An incoming Northwood High School freshman was initiated into the Sikh faith on Saturday in a rite of passage ceremony.

Sitting cross-legged on the floor, a boy with a black beard and a turban cupped his hands to his mouth and led a celebratory call-and-response. "Bole so nihaal," shouted 16-year-old Harmanas Singh in Punjabi, an Indian dialect spoken by members of the Sikh faith. In English, the statement roughly means, "All those who repeat after me will be blessed." Most everyone else packed tight in the Gurdwara, or temple, at the Sikh Center of Orange County on Saturday responded to Singh's traditional greeting in a louder, unified voice. "Sat sri akaal," they said, or roughly, "God is timeless..." Moments earlier, several great uncles of Arjun Singh Ahuja gathered around their nephew at the front of the Santa Ana temple. With slow precision, the men streamed a maroon cloth around the boy's unshorn hair, a requirement of the Indian-born monotheistic faith. The final wrap left a snug-fitting turban atop 14-year-old Arjun, whose full beard belied his young age. 

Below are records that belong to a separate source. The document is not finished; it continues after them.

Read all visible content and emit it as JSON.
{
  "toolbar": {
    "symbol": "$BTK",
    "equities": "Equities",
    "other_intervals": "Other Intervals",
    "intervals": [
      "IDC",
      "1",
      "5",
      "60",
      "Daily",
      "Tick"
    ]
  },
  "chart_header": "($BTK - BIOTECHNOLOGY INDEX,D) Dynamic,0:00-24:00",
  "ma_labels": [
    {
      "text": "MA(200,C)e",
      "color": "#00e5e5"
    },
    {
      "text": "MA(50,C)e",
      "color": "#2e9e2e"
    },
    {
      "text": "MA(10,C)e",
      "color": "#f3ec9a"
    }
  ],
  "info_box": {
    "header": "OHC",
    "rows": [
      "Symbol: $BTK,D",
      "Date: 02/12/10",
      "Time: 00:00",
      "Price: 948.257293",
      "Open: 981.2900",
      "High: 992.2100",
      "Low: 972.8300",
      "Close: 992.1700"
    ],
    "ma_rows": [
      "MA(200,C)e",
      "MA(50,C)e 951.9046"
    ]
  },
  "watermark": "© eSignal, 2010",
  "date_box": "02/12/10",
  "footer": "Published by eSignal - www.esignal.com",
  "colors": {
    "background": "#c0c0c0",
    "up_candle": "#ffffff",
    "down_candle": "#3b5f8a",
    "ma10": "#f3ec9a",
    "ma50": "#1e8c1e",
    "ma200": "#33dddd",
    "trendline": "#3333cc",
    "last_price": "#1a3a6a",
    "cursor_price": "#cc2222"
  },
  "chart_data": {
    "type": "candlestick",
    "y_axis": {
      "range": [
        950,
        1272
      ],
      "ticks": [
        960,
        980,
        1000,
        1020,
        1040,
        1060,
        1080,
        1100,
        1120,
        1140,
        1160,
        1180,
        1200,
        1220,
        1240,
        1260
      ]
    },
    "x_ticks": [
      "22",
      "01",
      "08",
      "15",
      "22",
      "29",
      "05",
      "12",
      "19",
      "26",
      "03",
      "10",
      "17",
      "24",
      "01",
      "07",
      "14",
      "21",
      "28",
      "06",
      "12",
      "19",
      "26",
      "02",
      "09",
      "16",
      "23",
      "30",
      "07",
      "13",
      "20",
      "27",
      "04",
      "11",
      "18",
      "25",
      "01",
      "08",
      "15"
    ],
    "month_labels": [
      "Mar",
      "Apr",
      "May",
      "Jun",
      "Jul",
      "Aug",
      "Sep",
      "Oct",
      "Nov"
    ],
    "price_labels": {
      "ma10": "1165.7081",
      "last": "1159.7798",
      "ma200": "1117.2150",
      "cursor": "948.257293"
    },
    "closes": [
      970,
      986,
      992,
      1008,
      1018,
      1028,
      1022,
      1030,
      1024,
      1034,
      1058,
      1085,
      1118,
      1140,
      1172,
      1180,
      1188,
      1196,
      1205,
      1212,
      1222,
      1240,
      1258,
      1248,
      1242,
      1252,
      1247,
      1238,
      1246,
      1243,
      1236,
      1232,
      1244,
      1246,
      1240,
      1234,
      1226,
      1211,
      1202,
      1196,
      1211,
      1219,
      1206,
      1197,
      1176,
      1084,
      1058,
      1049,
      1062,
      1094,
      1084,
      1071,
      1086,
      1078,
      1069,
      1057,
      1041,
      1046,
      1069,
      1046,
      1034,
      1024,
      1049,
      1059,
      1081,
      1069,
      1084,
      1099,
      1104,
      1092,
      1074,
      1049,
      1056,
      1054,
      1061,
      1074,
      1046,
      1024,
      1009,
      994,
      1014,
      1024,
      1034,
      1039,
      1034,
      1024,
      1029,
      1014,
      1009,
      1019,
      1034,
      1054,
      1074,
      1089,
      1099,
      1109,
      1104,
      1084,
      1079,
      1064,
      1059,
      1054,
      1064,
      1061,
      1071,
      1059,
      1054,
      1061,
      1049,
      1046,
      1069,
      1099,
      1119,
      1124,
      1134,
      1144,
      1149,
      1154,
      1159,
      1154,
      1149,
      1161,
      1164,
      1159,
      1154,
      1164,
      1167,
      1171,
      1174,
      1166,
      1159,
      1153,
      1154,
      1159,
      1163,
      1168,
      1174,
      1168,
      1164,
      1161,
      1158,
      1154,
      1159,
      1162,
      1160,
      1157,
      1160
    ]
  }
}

 The precocious boy told relatives and friends who attended the rite of passage ceremony not to lavish monetary gifts on him. Instead, the contributions they left behind would go to benefit starving children in Sudan, Burma and other countries in the United Nations World Food Program. By the end of the two-hour ceremony, the altar at the front of the temple overflowed with cash. A family friend, Kanwar Anand, joked that his own kids would have been more inclined to ask for Xbox 360s. "I don't have money, but I have everything I need," said Arjun, an only child who will be starting his freshman year at Northwood High
School in a few weeks. Arjun's father, Gurpreet Singh Ahuja, a head and neck surgeon at Children's Hospital of Orange County, said that Sikhs are compelled to give unselfishly of themselves. Helping others is not charity, he said, but an act that demonstrates all human beings are equals. Such a ceremony, though, is not required for Sikhs, who number about 150,000 in the U.S. In the wake of Sept. 11, 2001, Sikhs have been the target of several violent attacks by those who mistake their turbans for Islamic clothing.

Jasjit Singh Ahuja, Arjun's mother, said she once chased down a group of men who walked by her family outside a fast food restaurant and whispered, "Osamas." She said her only son was "shell-shocked" by the men's action. Still, the boy elected to undergo the rite of passage and don his turban until death to demonstrate his commitment to the faith, he said. Anand, the family friend, explained the importance of upholding Sikh tenets in the U.S., where practitioners of the faith are a visible minority.

"When you're growing up in India, you're surrounded by it. You don't
have to make as much of a conscious effort... but if you don't know
your culture, you're not going to have pride in it."